FlashGrid is a software-defined storage technology company specializing on solutions for high availability high performance databases both on-prem or also on public cloud (for more information about their solution see also FlashGrid – Hyper-converged storage solution for Oracle systems).

For public cloud their promise to tun high availability and extreme performance database (Oracle) services.

For the high availability aspect they provide an automated cluster provisioning tool for AWS and an AMI for it based on Oracle Linux 7.3. It takes only 10 minutes to get a new cluster running and ready for Grid Infrastructure installation. There is also a specific white paper (Mission-Critical Databases in the Cloud: Oracle RAC on Amazon EC2 Enabled by FlashGrid® Software).

Availability is across different AWS availability zones, so it’s really an interesting solution from this point of view:

On the performance side, they has released results of series of storage performance tests for a clustered database running in public cloud.
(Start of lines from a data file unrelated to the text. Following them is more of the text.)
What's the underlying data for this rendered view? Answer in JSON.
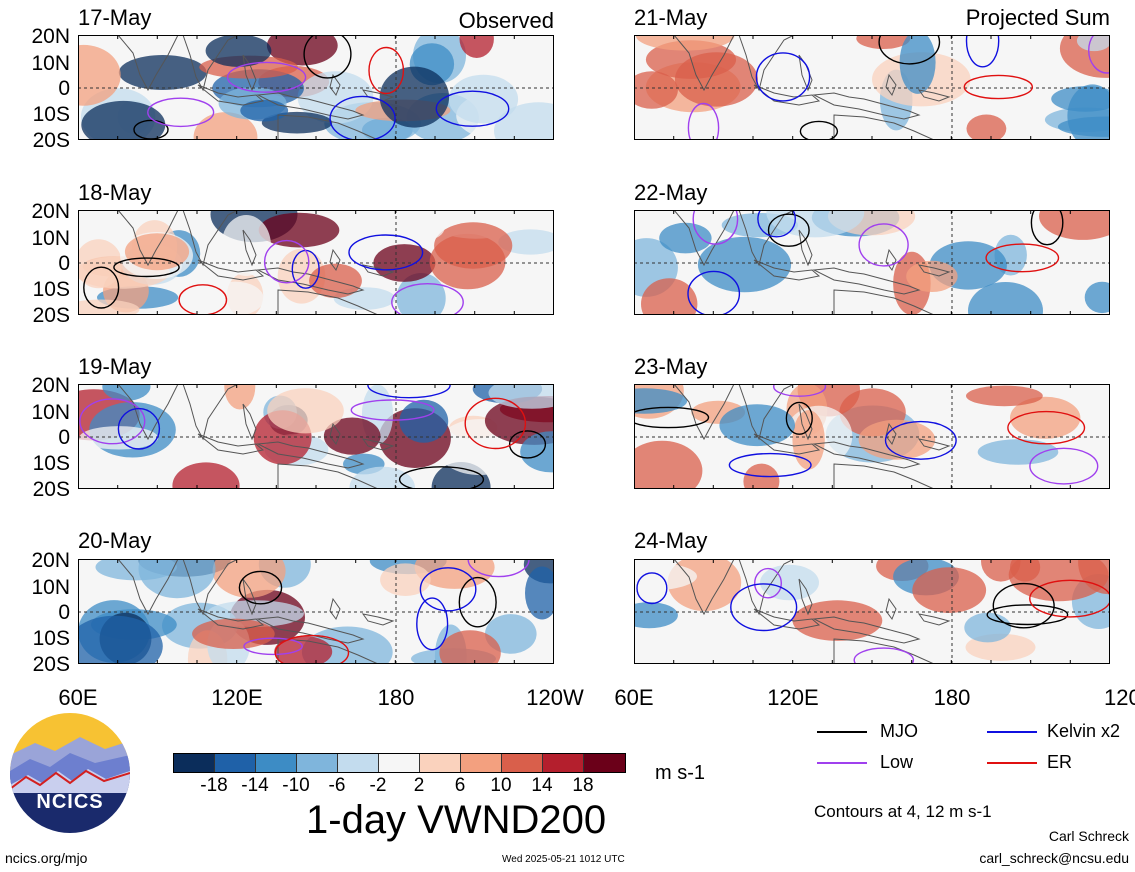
{
  "headers": {
    "left": "Observed",
    "right": "Projected Sum"
  },
  "panels_left": [
    "17-May",
    "18-May",
    "19-May",
    "20-May"
  ],
  "panels_right": [
    "21-May",
    "22-May",
    "23-May",
    "24-May"
  ],
  "lat_labels": [
    "20N",
    "10N",
    "0",
    "10S",
    "20S"
  ],
  "lon_labels": [
    "60E",
    "120E",
    "180",
    "120W"
  ],
  "colorbar": {
    "colors": [
      "#0b2d5b",
      "#1f61a8",
      "#3d8cc5",
      "#7fb5dc",
      "#c3dcee",
      "#f6f6f6",
      "#fad2bd",
      "#f3a07f",
      "#d95f4b",
      "#b41f2d",
      "#6b0019"
    ],
    "ticks": [
      "-18",
      "-14",
      "-10",
      "-6",
      "-2",
      "2",
      "6",
      "10",
      "14",
      "18"
    ],
    "units": "m s-1"
  },
  "title": "1-day VWND200",
  "legend": {
    "items": [
      {
        "label": "MJO",
        "color": "#000000"
      },
      {
        "label": "Kelvin x2",
        "color": "#1010e0"
      },
      {
        "label": "Low",
        "color": "#a040ee"
      },
      {
        "label": "ER",
        "color": "#e01010"
      }
    ],
    "contours": "Contours at 4, 12 m s-1"
  },
  "credits": {
    "author": "Carl Schreck",
    "email": "carl_schreck@ncsu.edu",
    "site": "ncics.org/mjo",
    "timestamp": "Wed 2025-05-21 1012 UTC"
  },
  "logo": {
    "text": "NCICS"
  }
}
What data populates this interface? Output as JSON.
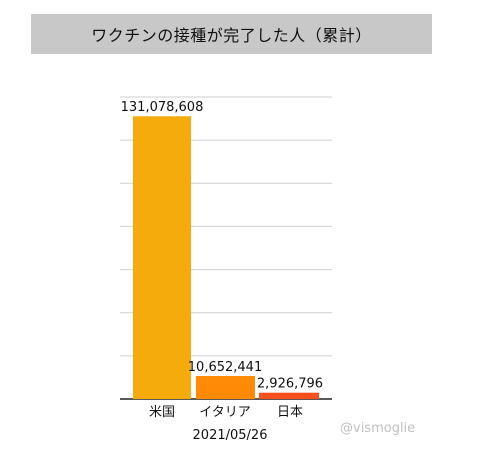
{
  "chart_data": {
    "type": "bar",
    "title": "ワクチンの接種が完了した人（累計）",
    "categories": [
      "米国",
      "イタリア",
      "日本"
    ],
    "values": [
      131078608,
      10652441,
      2926796
    ],
    "value_labels": [
      "131,078,608",
      "10,652,441",
      "2,926,796"
    ],
    "colors": [
      "#f5ab0c",
      "#ff8a05",
      "#f5501e"
    ],
    "xlabel": "2021/05/26",
    "ylabel": "",
    "ylim": [
      0,
      140000000
    ],
    "gridlines": [
      20000000,
      40000000,
      60000000,
      80000000,
      100000000,
      120000000,
      140000000
    ],
    "grid": true,
    "legend": "none"
  },
  "watermark": "@vismoglie"
}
The goal of the tests was to show the possibility of attaining bare-metal performance for an enterprise-grade database running on public cloud resources.

The tests were conducted on Oracle Bare Metal Cloud Services running Oracle Real Application Clusters (RAC) with three hyper-converged nodes. Each node was running on a DenseIO.36 instance with nine 3.2TB NVMe SSDs. The software stack was Oracle Linux 7 with Oracle Grid Infrastructure 12.1 and Oracle Database 12.1. FlashGrid Storage Fabric software with FlashGrid Read-Local Technology established the sharing of locally attached SSDs and FlashGrid Cloud Area Network software enabled the necessary cluster interconnect. Each database node was configured in a separate availability domain for maximum availability.

Calibrate_IO tests results were 6.4 million IOPS and 55Gb/s with latency below 1ms. SLOB test produced 537,000 IOPS for physical reads, and 120,000 IOPS for writes to deliver 657,000 IOPS combined. The latter figure is several times faster than typical performance in a traditional architecture with an all-flash SAN.

This can demostrate how it’s possible now running critical workload on public cloud, but also have high availability. Of course bare metal cloud services are just a specific vertical subset of IaaS services, but the interesting part of those test is the availability cross zones. In the future, could be interesting see if is possible reach interesting performance results also with traditional IaaS.